Do explain.
Wow is definitely hurting.
Like Jalen, I came back to SL for the pvp. Heard of the direction they were going with SL from BFA with pvp, bringing back the vendor, etc. and it piqued my interest.
The season started off with quite a bang and it was, for the most part pretty great because everyone was on equal footing for the first few weeks. As people have historically done, when they hit their threshold to safely secure their season title, they sit the rest of the season out, pick up a same or new class alt for another shot at titles/fun or engage with different content. Except this season. This season has offered a power disparity in pvp unlike any season before it and gave a lot of high end players cause to make same class alts and take what used to be rather niche, boosting, and make it mainstream. Add on-top of that, the ridiculous length that this season has played on for.
By comparison not much boosting existed in the past because getting a green/low-exp player over a rating hurdle for a title reward required a whole hell of a lot more effort than getting them to 14,16,18 or 2100 this season. Boosting isn’t the source of the problem or necessarily a huge problem that is difficult to solve.

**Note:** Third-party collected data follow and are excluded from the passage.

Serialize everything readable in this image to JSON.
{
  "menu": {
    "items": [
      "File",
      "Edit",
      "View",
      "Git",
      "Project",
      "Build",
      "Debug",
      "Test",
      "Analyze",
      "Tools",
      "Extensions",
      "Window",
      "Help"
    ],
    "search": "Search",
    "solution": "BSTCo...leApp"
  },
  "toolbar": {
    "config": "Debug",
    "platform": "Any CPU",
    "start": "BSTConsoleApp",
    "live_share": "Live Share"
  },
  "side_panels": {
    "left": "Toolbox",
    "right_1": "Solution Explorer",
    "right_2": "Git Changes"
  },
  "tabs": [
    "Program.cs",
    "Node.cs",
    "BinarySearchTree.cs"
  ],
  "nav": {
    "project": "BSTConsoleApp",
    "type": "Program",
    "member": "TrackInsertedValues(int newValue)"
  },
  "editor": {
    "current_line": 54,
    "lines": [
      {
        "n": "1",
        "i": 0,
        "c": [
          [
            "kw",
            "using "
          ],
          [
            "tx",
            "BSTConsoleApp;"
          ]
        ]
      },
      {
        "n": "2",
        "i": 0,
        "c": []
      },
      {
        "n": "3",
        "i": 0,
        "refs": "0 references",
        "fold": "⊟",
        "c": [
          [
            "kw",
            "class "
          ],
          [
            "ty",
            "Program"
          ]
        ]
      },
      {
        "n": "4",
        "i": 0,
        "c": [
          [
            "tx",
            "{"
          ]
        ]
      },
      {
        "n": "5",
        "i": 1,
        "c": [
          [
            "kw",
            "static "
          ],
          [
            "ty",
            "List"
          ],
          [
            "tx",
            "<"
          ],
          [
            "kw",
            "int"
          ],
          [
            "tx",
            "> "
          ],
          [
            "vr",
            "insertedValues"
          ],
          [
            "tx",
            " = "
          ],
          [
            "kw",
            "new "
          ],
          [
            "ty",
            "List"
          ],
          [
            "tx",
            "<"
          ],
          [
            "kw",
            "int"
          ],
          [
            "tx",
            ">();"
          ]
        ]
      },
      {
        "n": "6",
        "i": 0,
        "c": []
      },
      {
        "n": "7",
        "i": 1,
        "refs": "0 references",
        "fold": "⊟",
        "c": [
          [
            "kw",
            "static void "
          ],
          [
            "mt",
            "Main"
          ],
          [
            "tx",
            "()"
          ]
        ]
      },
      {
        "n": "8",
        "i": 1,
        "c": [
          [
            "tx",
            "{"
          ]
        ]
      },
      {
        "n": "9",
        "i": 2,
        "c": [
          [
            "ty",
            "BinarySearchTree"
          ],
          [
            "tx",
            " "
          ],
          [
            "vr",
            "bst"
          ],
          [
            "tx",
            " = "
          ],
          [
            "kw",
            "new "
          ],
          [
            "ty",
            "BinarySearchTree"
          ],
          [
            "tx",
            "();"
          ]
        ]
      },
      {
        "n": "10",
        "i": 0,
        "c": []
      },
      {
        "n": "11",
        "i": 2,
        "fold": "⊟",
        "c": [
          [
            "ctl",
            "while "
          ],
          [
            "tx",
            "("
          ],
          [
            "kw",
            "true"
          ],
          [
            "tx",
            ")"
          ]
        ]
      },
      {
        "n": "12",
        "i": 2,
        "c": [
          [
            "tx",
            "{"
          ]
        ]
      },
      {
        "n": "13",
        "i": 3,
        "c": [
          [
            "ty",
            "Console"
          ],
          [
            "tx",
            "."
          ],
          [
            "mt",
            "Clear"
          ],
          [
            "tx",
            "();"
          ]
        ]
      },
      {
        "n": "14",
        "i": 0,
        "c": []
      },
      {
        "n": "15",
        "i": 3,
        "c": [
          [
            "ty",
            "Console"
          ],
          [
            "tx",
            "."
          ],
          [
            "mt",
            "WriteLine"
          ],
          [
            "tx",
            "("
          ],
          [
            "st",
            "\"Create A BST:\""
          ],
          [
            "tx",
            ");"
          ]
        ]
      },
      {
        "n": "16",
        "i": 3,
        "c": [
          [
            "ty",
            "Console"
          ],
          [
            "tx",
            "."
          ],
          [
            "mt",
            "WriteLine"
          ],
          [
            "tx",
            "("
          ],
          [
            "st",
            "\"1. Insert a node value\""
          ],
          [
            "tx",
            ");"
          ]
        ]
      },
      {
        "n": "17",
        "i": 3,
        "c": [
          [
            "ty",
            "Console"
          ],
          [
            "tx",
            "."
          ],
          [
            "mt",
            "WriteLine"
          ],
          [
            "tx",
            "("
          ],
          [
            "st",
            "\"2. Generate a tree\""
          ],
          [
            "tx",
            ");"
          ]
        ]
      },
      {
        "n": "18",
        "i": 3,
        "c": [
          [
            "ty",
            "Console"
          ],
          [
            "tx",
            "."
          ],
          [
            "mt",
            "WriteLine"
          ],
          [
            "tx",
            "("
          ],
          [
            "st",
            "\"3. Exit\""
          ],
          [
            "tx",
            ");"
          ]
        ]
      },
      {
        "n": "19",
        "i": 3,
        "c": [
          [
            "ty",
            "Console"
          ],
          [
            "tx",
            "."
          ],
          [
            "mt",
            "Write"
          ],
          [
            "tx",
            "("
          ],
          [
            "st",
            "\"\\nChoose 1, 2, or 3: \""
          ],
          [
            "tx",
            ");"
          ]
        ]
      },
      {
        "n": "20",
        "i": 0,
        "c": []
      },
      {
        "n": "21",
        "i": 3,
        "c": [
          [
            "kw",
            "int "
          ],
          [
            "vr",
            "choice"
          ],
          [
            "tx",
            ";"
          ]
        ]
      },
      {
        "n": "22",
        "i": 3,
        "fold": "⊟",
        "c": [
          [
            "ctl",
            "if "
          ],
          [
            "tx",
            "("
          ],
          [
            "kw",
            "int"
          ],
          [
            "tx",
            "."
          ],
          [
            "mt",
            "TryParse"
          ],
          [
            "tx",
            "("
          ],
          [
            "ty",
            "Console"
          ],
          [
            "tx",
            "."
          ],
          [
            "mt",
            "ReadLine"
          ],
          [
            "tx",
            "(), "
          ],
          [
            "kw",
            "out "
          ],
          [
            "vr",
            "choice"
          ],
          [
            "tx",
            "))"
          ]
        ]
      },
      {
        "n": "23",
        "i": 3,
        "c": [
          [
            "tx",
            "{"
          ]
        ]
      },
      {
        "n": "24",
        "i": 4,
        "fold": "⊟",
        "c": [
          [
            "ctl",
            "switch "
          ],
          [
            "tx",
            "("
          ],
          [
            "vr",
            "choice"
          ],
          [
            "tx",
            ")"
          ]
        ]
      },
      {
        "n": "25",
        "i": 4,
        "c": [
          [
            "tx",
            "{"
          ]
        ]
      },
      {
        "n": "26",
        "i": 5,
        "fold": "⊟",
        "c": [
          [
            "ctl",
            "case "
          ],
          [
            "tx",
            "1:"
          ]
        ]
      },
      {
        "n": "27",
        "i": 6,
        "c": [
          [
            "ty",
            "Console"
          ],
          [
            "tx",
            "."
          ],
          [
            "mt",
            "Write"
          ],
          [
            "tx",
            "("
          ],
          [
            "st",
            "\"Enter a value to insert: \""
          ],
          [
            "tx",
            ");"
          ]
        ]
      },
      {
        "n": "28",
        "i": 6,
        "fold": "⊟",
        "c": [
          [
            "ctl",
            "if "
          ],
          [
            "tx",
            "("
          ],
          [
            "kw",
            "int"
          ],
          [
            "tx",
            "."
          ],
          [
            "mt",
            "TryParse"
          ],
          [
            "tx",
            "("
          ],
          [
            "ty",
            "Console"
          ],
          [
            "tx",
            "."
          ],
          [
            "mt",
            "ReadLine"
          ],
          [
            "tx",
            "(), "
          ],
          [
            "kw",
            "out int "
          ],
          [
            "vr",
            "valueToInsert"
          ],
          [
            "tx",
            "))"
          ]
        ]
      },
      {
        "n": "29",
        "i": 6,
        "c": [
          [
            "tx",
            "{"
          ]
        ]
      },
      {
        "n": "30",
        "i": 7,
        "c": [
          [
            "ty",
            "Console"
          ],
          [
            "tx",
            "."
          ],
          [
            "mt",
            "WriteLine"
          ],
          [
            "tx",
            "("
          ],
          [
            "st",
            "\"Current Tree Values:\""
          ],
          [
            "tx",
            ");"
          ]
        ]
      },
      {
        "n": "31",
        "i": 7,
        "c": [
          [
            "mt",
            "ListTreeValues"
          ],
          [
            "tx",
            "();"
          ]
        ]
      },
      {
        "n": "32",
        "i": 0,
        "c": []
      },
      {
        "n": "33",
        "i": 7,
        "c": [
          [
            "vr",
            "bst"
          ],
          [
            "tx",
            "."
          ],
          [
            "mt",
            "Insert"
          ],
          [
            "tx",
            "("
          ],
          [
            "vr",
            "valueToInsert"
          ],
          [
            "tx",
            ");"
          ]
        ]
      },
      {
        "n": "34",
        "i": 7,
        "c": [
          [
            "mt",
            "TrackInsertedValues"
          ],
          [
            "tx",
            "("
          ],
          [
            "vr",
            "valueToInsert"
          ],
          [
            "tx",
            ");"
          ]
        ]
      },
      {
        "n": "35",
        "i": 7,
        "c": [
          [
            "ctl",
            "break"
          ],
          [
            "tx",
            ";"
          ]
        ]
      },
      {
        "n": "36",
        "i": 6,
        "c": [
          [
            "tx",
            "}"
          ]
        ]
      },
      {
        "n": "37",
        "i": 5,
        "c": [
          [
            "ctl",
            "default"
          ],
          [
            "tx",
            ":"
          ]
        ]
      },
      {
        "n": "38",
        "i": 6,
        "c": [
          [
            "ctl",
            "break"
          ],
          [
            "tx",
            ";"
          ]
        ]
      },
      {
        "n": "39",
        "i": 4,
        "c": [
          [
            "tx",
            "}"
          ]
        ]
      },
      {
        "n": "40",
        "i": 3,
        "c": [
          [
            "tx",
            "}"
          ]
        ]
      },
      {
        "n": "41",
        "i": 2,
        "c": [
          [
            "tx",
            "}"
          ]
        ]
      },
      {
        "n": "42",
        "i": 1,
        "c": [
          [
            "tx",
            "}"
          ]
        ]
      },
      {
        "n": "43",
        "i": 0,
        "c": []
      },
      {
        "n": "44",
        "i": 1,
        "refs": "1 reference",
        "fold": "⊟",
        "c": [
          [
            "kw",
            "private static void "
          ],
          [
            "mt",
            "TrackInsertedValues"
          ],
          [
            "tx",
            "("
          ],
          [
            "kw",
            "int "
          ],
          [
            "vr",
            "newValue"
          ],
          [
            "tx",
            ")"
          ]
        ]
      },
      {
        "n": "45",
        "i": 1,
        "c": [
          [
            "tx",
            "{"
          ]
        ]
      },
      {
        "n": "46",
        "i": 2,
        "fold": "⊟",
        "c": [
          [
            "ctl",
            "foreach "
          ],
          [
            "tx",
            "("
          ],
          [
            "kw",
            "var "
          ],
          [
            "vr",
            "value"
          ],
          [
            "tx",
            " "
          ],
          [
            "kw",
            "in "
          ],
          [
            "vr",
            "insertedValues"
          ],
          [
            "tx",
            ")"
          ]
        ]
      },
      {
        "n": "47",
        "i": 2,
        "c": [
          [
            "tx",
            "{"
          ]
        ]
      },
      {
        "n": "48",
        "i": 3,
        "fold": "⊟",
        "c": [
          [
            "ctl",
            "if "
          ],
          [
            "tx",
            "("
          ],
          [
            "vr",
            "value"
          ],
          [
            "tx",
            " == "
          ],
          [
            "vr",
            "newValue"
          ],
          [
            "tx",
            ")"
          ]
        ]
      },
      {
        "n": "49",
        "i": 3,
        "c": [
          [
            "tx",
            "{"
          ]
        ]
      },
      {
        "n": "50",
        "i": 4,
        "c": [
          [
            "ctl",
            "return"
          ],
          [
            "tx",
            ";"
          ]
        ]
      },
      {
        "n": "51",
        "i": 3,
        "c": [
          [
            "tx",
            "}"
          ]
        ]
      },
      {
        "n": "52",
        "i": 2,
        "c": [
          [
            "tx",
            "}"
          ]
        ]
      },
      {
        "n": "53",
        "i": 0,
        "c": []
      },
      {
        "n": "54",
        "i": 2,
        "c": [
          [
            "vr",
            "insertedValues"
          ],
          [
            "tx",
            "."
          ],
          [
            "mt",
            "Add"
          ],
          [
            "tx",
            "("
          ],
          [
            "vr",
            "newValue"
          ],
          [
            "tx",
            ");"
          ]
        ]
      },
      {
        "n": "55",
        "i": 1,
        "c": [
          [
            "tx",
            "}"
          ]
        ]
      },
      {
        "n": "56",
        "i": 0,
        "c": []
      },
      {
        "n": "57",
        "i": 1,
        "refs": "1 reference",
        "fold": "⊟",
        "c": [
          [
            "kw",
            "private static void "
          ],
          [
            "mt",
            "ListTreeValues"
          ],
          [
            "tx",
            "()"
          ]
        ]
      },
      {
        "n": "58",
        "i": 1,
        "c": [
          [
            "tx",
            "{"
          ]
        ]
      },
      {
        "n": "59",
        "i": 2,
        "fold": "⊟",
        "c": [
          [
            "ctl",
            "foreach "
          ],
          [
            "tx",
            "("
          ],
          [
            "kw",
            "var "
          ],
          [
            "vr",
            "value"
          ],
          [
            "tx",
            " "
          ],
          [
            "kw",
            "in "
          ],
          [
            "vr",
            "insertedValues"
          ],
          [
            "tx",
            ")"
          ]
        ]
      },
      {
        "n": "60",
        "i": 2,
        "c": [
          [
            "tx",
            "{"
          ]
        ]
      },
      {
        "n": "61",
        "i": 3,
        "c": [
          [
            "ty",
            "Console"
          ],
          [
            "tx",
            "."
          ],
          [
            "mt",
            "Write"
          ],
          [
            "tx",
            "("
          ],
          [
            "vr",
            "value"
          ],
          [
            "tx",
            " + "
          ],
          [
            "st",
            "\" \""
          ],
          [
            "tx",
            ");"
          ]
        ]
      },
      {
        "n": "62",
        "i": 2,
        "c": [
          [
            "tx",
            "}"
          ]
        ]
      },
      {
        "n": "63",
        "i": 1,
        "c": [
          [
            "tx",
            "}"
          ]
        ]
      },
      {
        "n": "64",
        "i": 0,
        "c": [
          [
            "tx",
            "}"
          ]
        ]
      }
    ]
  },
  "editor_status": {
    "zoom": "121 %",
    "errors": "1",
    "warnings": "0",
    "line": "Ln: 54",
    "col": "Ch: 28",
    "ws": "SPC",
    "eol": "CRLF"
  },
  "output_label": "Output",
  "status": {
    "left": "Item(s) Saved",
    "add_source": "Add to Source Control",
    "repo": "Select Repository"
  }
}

With the re-introduction to the pvp vendor, Blizzard took one step forward and two steps back. By including both a ranking grind on honor & conquest gear in addition to massive power disparity between honor & conquest gear at their respective max ranks, in addition to mEaNiNgFuL covenant 1 global shot choice, in addition to ridiculous legendary ability/synergy.
Reasonable suggestion upon suggestion upon suggestion have been made and discussed ad nauseum. Holinka recently confirmed for many people that they’re 1) not listening and 2) don’t understand their own game. Hence the doubling down on horrible design choices. If one were to take a look around, this is pretty much apparent in many if not most aspects with SL as a whole, both from feedback they received in alpha to the feedback they’ve been receiving in 9.1 ptr. The amount of systems they’ve created for a player to have to jump through are too complex because they all have to be counterbalanced around each other. Blizzard has a history of never being able to admit fault in their design, and it doesn’t help that they have been unwilling for a very long time to share design intention, apart from valid testing feedback clearly falling on deaf ears.
9.1 may very well indeed be one of the most content slim x.1 patches the game will have gotten in a while. I implore everyone to spend a decent chunk of time on the ptr for themselves to see for themself. The covenant campaigns are even more rushed than the first nine chapters. Korthia is lacking and only exists as another currency grind. It’s perceived as a catch-up but it doesn’t actually play like one. The changes to Choretrash, while a slight improvement, still leave it deserving of its name. I guess M+ is still whatever for people who get a thrill for speed running. And pvp pretty much resumes in the same horrible state it has been left in since March. New players/alts/rerolls will already be left behind on patch day for season 2. Anyone who isn’t 226 right now is in for a bad time, especially for casual pvp. So if raid logging is your thing, you perhaps got the best roll of the dice.
It’s primarily a design direction & philosophy problem. Maybe Activision shares some blame due to lack of talent at Blizz, but in many ways this one step forward, two steps back when paired with an unwillingness to listen to testing feedback, a massive amount of publicly displayed ignorance about your games own systems & how players approach them during the last three interviews, and an emphasis on prolonging many aspects of casual content via various gates & riddling them with systems that all point to a folly effort of fostering a higher play-time/MAU metric without any iota or awareness that it blands the current content, burns people out, and turns many away for long term or for good.
Blizzard didn’t create a “beast” of an MMO. They created an MMO off of the hype of the WC3 game and games such as EQ, UO, and RS. What led people to it over EQ and UO, and even RS is it was far more forgiving, and casual. The casual factor is the only thing that Blizzard has pioneered into MMORPGs. Everything else they “innovated” has been done by another one previously. What kept them dominant over the years is the sunk cost fallacy. People will continue to play over other games because they don’t want to lose things in which they have thrown years of work.